Kommentar zum Fall Assange: Am Ende haben alle ihr Gesicht verloren
Daumen hoch in Canberra: Julian Assange bei seiner Rückkehr nach Australien
Julian Assange ist auf freiem Fuß, und man kann sich nur mit ihm freuen. Selbst seine Gegner hatten am Ende Mitleid mit dem körperlich und seelisch sichtlich angeschlagenen Gründer der Digitalplattform Wikileaks. Vierzehn Jahre in Unfreiheit, davon fünf in einem britischen Hochsicherheitsgefängnis – das erschien den meisten gerecht denkenden Menschen als unangemessene Strafe für einen Mann, der nicht mehr und nicht weniger getan hatte, als geheime Daten ins Netz zu stellen.
Vor allem für die Vereinigten Staaten war die Causa Assange vom Anfang bis zum Ende ein Publicity-Gau. In den Augen vieler führte der amerikanische Staat einen Rachefeldzug, der seinem Ruf, die freie Welt zu repräsentieren, erheblich schadete. Mit dem selten in Anschlag gebrachten Spionagegesetz von 1917 fuhr Washington schwerstes rechtliches Geschütz auf, um – so schien es jedenfalls – an dem Australier ein Exempel zu statuieren. Man konnte sich des Eindrucks nicht erwehren, dass die Vehemenz des Vorgehens auch mit der öffentlichen Düpierung der amerikanischen Sicherheitsbehörden zu tun hatte.
Futter für Amerikas Gegner
Assange und sein damaliger Datenzuträger Bradley Manning hatten mit den 2010 veröffentlichten Geheimdokumenten und Filmaufnahmen nicht nur Sicherheitslücken im Heiligsten des amerikanischen Militärapparats aufgedeckt. Die Offenlegung von Kriegsverbrechen in Afghanistan und im Irak verwundete die Position der Vereinigten Staaten als moralische Weltmacht. Assange hatte all jenen wertvolles Futter gegeben, die den Vereinigten Staaten nichts Gutes wünschen, darunter nicht nur die üblichen „Imperialismus“-Kritiker im Westen, sondern feindlich gesinnte Regierungen in vielen Teilen der Welt. Die globale Vertrauenskrise des „Westens“ hat auch mit Wikileaks zu tun.
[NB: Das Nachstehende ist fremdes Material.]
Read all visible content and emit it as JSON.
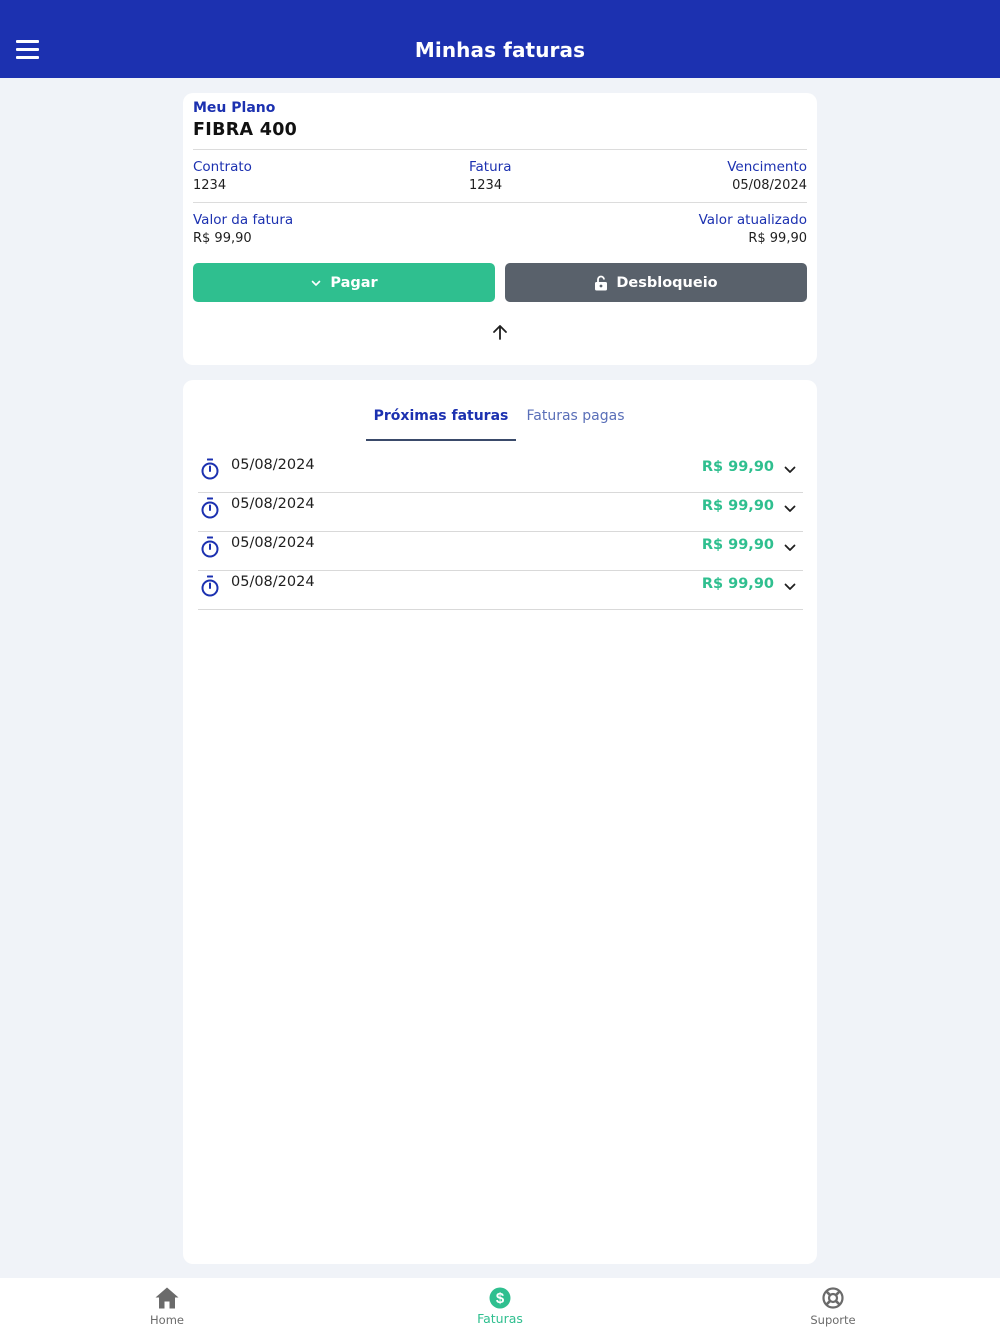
{
  "header": {
    "title": "Minhas faturas",
    "background_color": "#1c31b0",
    "menu_icon": "menu-icon"
  },
  "plan": {
    "label": "Meu Plano",
    "name": "FIBRA 400",
    "contrato_label": "Contrato",
    "contrato_value": "1234",
    "fatura_label": "Fatura",
    "fatura_value": "1234",
    "vencimento_label": "Vencimento",
    "vencimento_value": "05/08/2024",
    "valor_fatura_label": "Valor da fatura",
    "valor_fatura_value": "R$ 99,90",
    "valor_atualizado_label": "Valor atualizado",
    "valor_atualizado_value": "R$ 99,90"
  },
  "actions": {
    "pay_label": "Pagar",
    "pay_icon": "chevron-down-icon",
    "pay_color": "#2fbf8f",
    "unlock_label": "Desbloqueio",
    "unlock_icon": "lock-open-icon",
    "unlock_color": "#59616b",
    "collapse_icon": "arrow-up-icon"
  },
  "tabs": [
    {
      "label": "Próximas faturas",
      "active": true
    },
    {
      "label": "Faturas pagas",
      "active": false
    }
  ],
  "invoices": [
    {
      "date": "05/08/2024",
      "amount": "R$ 99,90",
      "icon": "timer-icon"
    },
    {
      "date": "05/08/2024",
      "amount": "R$ 99,90",
      "icon": "timer-icon"
    },
    {
      "date": "05/08/2024",
      "amount": "R$ 99,90",
      "icon": "timer-icon"
    },
    {
      "date": "05/08/2024",
      "amount": "R$ 99,90",
      "icon": "timer-icon"
    }
  ],
  "bottom_nav": {
    "items": [
      {
        "label": "Home",
        "icon": "home-icon",
        "active": false
      },
      {
        "label": "Faturas",
        "icon": "dollar-circle-icon",
        "active": true
      },
      {
        "label": "Suporte",
        "icon": "lifebuoy-icon",
        "active": false
      }
    ],
    "active_color": "#2fbf8f",
    "inactive_color": "#6b6b6b"
  }
}
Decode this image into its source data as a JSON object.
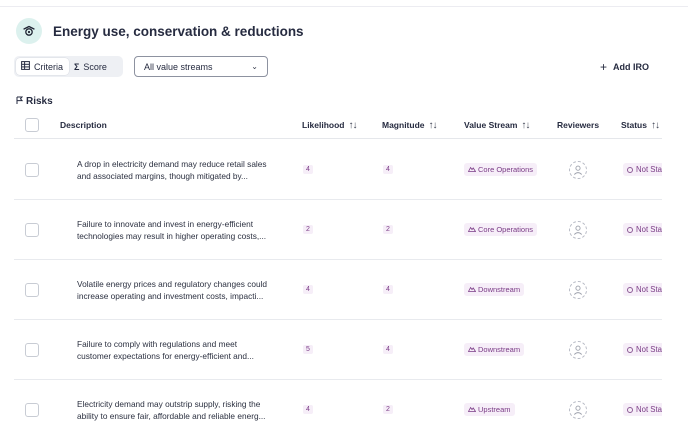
{
  "header": {
    "title": "Energy use, conservation & reductions",
    "icon": "eye-chevron-icon"
  },
  "toolbar": {
    "criteria_label": "Criteria",
    "score_label": "Score",
    "score_icon": "Σ",
    "value_stream_select": "All value streams",
    "add_label": "Add IRO"
  },
  "section": {
    "title": "Risks"
  },
  "table": {
    "columns": {
      "description": "Description",
      "likelihood": "Likelihood",
      "magnitude": "Magnitude",
      "value_stream": "Value Stream",
      "reviewers": "Reviewers",
      "status": "Status"
    },
    "rows": [
      {
        "desc1": "A drop in electricity demand may reduce retail sales",
        "desc2": "and associated margins, though mitigated by...",
        "likelihood": "4",
        "magnitude": "4",
        "value_stream": "Core Operations",
        "status": "Not Sta"
      },
      {
        "desc1": "Failure to innovate and invest in energy-efficient",
        "desc2": "technologies may result in higher operating costs,...",
        "likelihood": "2",
        "magnitude": "2",
        "value_stream": "Core Operations",
        "status": "Not Sta"
      },
      {
        "desc1": "Volatile energy prices and regulatory changes could",
        "desc2": "increase operating and investment costs, impacti...",
        "likelihood": "4",
        "magnitude": "4",
        "value_stream": "Downstream",
        "status": "Not Sta"
      },
      {
        "desc1": "Failure to comply with regulations and meet",
        "desc2": "customer expectations for energy-efficient and...",
        "likelihood": "5",
        "magnitude": "4",
        "value_stream": "Downstream",
        "status": "Not Sta"
      },
      {
        "desc1": "Electricity demand may outstrip supply, risking the",
        "desc2": "ability to ensure fair, affordable and reliable energ...",
        "likelihood": "4",
        "magnitude": "2",
        "value_stream": "Upstream",
        "status": "Not Sta"
      }
    ]
  },
  "colors": {
    "accent": "#7a3b86",
    "badge_bg": "#f6eef8",
    "header_icon_bg": "#dcf1ee"
  }
}
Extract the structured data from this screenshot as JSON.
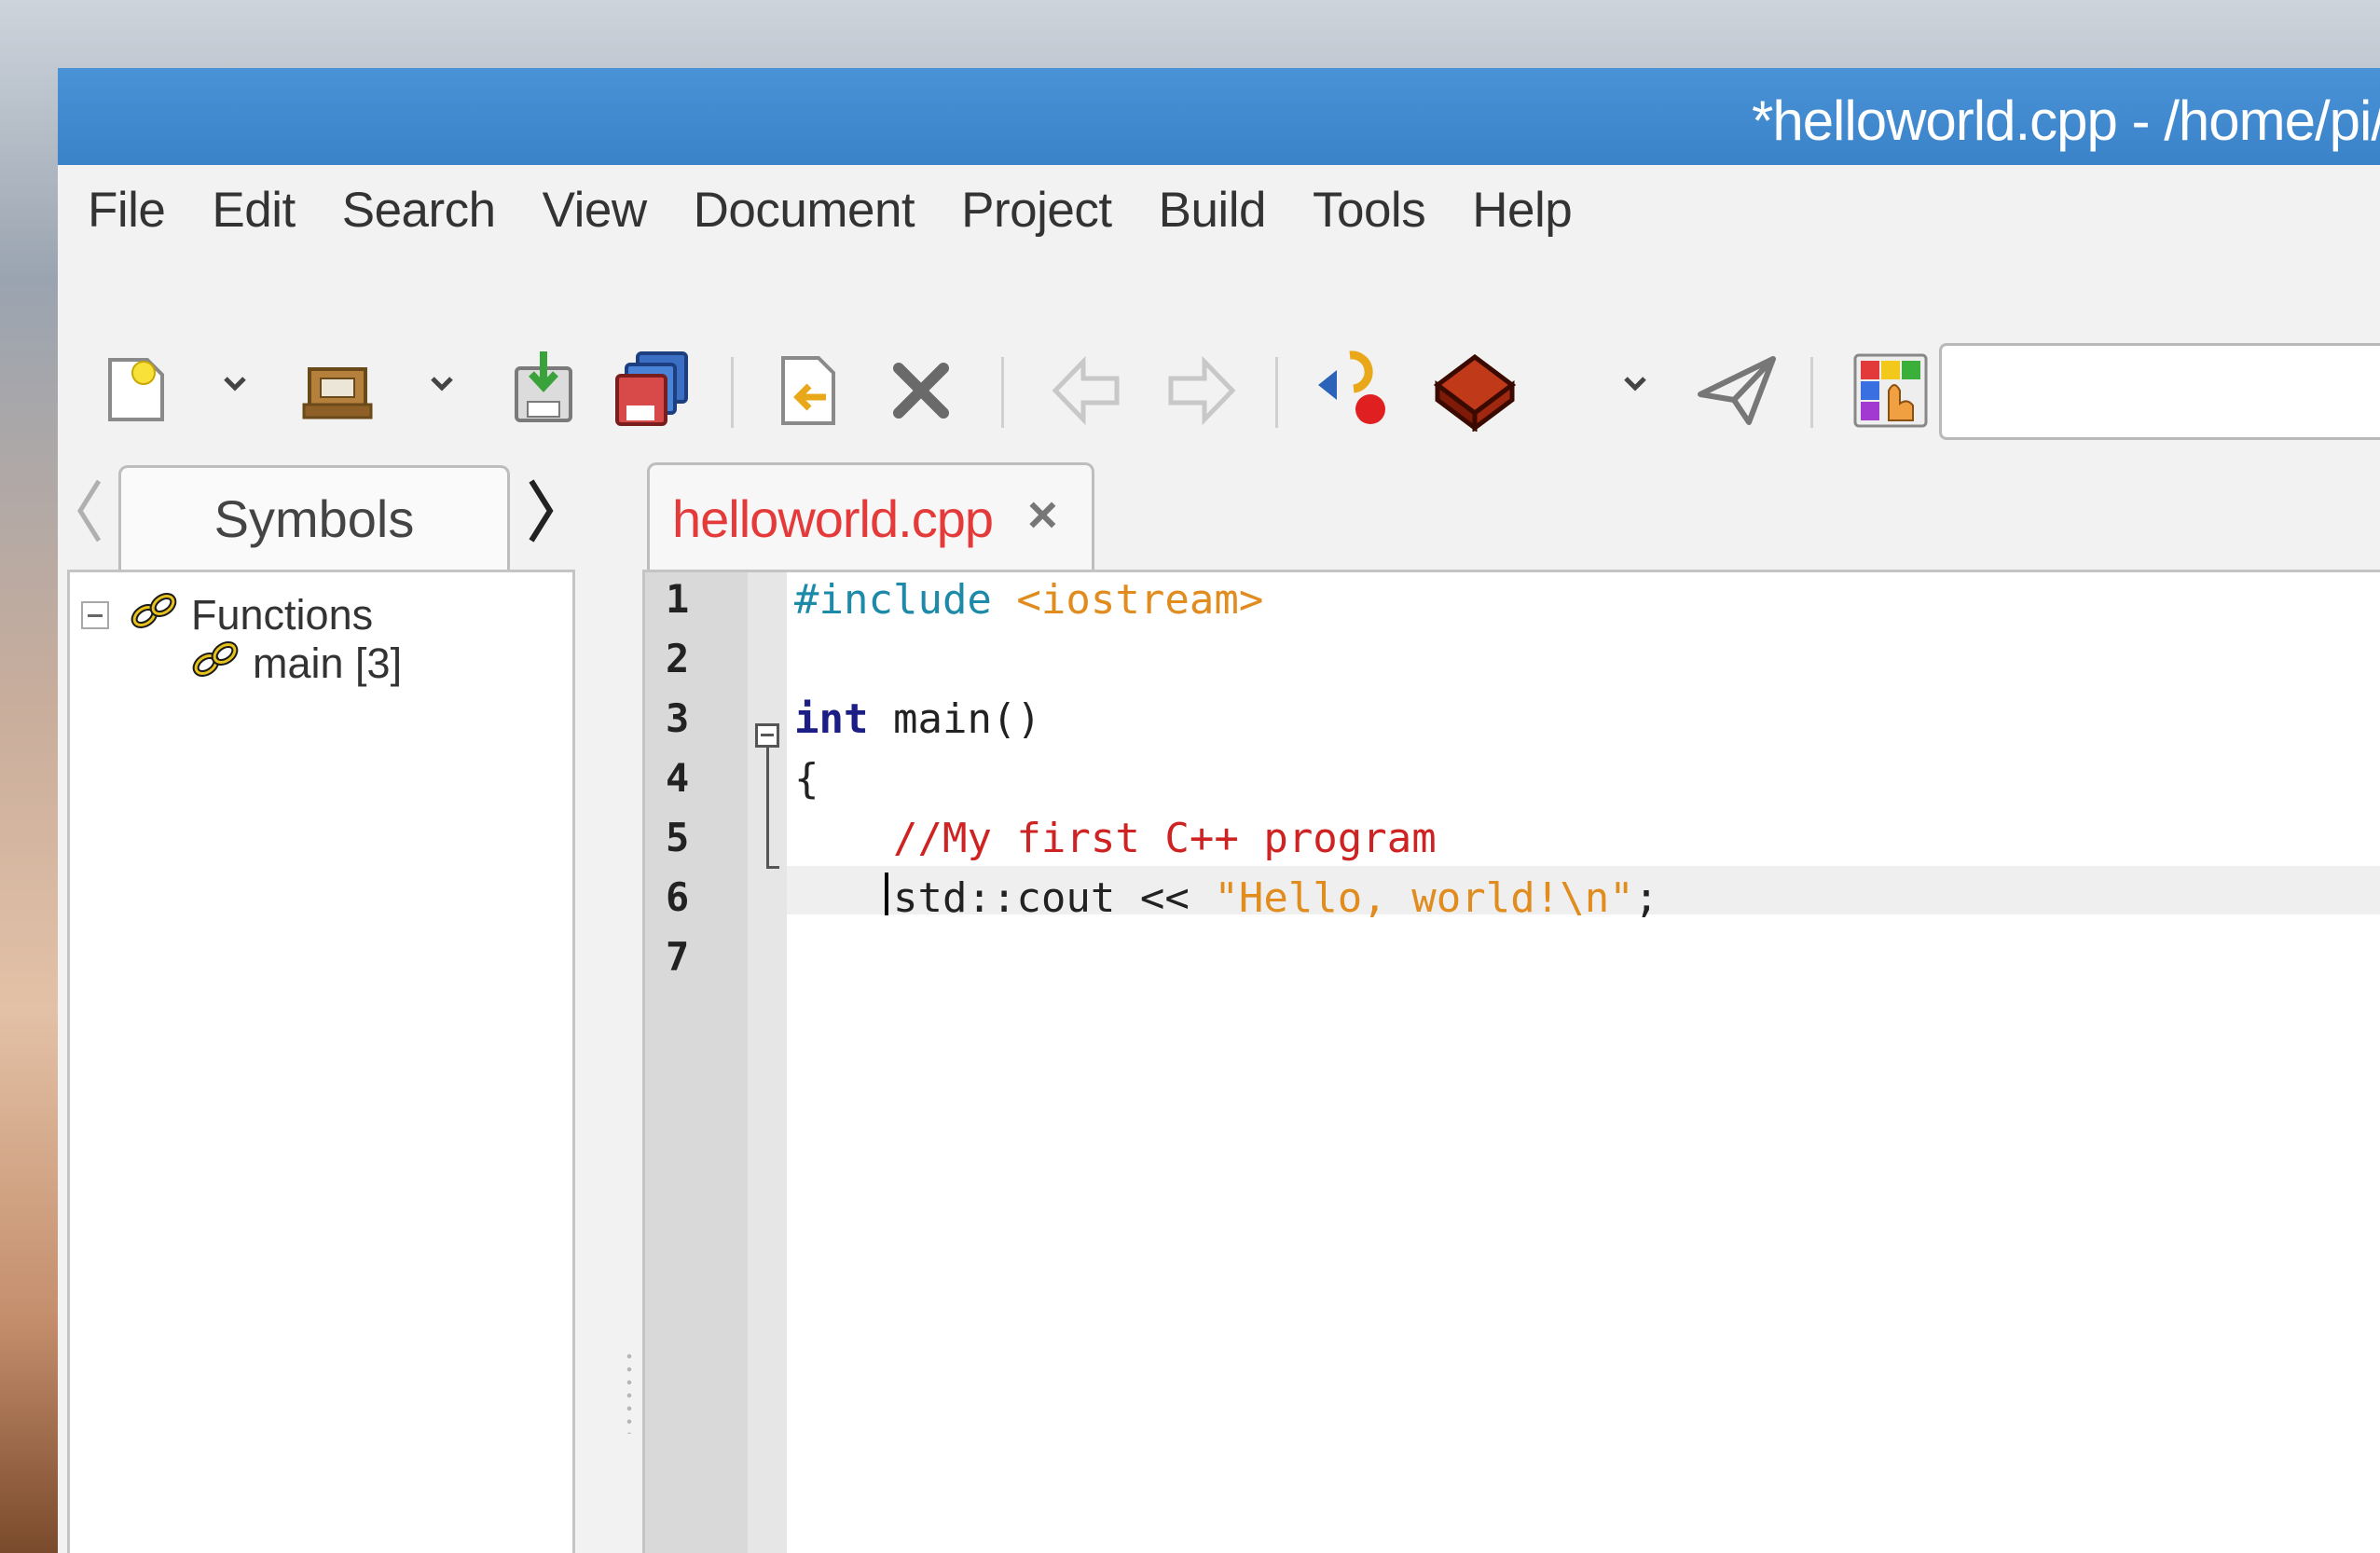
{
  "window": {
    "title": "*helloworld.cpp - /home/pi/"
  },
  "menubar": {
    "items": [
      {
        "label": "File"
      },
      {
        "label": "Edit"
      },
      {
        "label": "Search"
      },
      {
        "label": "View"
      },
      {
        "label": "Document"
      },
      {
        "label": "Project"
      },
      {
        "label": "Build"
      },
      {
        "label": "Tools"
      },
      {
        "label": "Help"
      }
    ]
  },
  "toolbar": {
    "icons": [
      "new-file-icon",
      "chevron-down-icon",
      "open-file-icon",
      "chevron-down-icon",
      "save-icon",
      "save-all-icon",
      "revert-icon",
      "close-icon",
      "back-arrow-icon",
      "forward-arrow-icon",
      "compile-icon",
      "build-icon",
      "chevron-down-icon",
      "run-icon",
      "color-chooser-icon"
    ],
    "search_value": ""
  },
  "sidebar": {
    "tab_label": "Symbols",
    "tree": [
      {
        "label": "Functions",
        "expanded": true,
        "children": [
          {
            "label": "main [3]"
          }
        ]
      }
    ]
  },
  "editor": {
    "tab_label": "helloworld.cpp",
    "tab_close": "×",
    "line_numbers": [
      "1",
      "2",
      "3",
      "4",
      "5",
      "6",
      "7"
    ],
    "current_line": 7,
    "lines": [
      {
        "tokens": [
          {
            "text": "#include",
            "style": "kw"
          },
          {
            "text": " ",
            "style": "punc"
          },
          {
            "text": "<iostream>",
            "style": "str"
          }
        ]
      },
      {
        "tokens": []
      },
      {
        "tokens": [
          {
            "text": "int",
            "style": "type"
          },
          {
            "text": " main()",
            "style": "punc"
          }
        ]
      },
      {
        "tokens": [
          {
            "text": "{",
            "style": "punc"
          }
        ]
      },
      {
        "tokens": [
          {
            "text": "    ",
            "style": "punc"
          },
          {
            "text": "//My first C++ program",
            "style": "com"
          }
        ]
      },
      {
        "tokens": [
          {
            "text": "    std::cout << ",
            "style": "punc"
          },
          {
            "text": "\"Hello, world!\\n\"",
            "style": "str"
          },
          {
            "text": ";",
            "style": "punc"
          }
        ]
      },
      {
        "tokens": []
      }
    ]
  },
  "colors": {
    "titlebar": "#3a83c9",
    "tab_text": "#e53a3a",
    "keyword": "#1c8aa8",
    "string": "#e08c1e",
    "type": "#1d1d86",
    "comment": "#cf2222"
  }
}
Assange würde vielleicht von mehr Menschen als heroischer Kämpfer gegen das Unrecht gewürdigt, wäre er nicht offenkundig von Hass auf Amerika getrieben. Ähnlich wie der Whistleblower Edward Snowden, der inzwischen die russische Staatsbürgerschaft hat, konnte Assange nie den Verdacht abschütteln, als Aktivist vor allem ideologischen Zielen zu dienen. Bis heute wird er vom russischen Staatssender RT, für den er einst arbeitete, instrumentalisiert, wogegen sich Assange nie zur Wehr gesetzt hat.
Fragwürdig ist auch sein Anspruch, als Journalist wahrgenommen zu werden und gleichsam für den weltweiten Berufsstand in die Schlacht um die Meinungsfreiheit zu ziehen. Assange hatte sich und sein Medium als überlegen empfunden und hochmütig über jene Standards hinweggesetzt, denen sich Journalisten gemeinhin verpflichtet fühlen. Wer ohne Rücksicht auf Verluste Informanten und andere gefährdete Akteure mit Klarnamen ins Netz stellt, verletzt auch dann Grundsätze eines verantwortungsvollen Journalismus, wenn nicht zweifelsfrei nachgewiesen werden kann, ob dadurch Schaden entstanden ist.
Der „Deal“ mit den Vereinigten Staaten, der Assange nun den Weg in die Heimat freimachte, symbolisiert das Kontrastlose, das diesen Fall bis zum Ende kennzeichnete. Amerika baute eine juristische Brücke, die den Eindruck rechtsstaatlichen Vorgehens halbwegs aufrechterhält. Dafür bekannte sich Assange, die Faust in der Tasche, in einigen Punkten für schuldig, weil das der Preis für die Freiheit war. Die scheinbar gesichtswahrende Lösung beendet ein unseliges Ringen, bei dem die Beteiligten ihr Gesicht längst verloren hatten.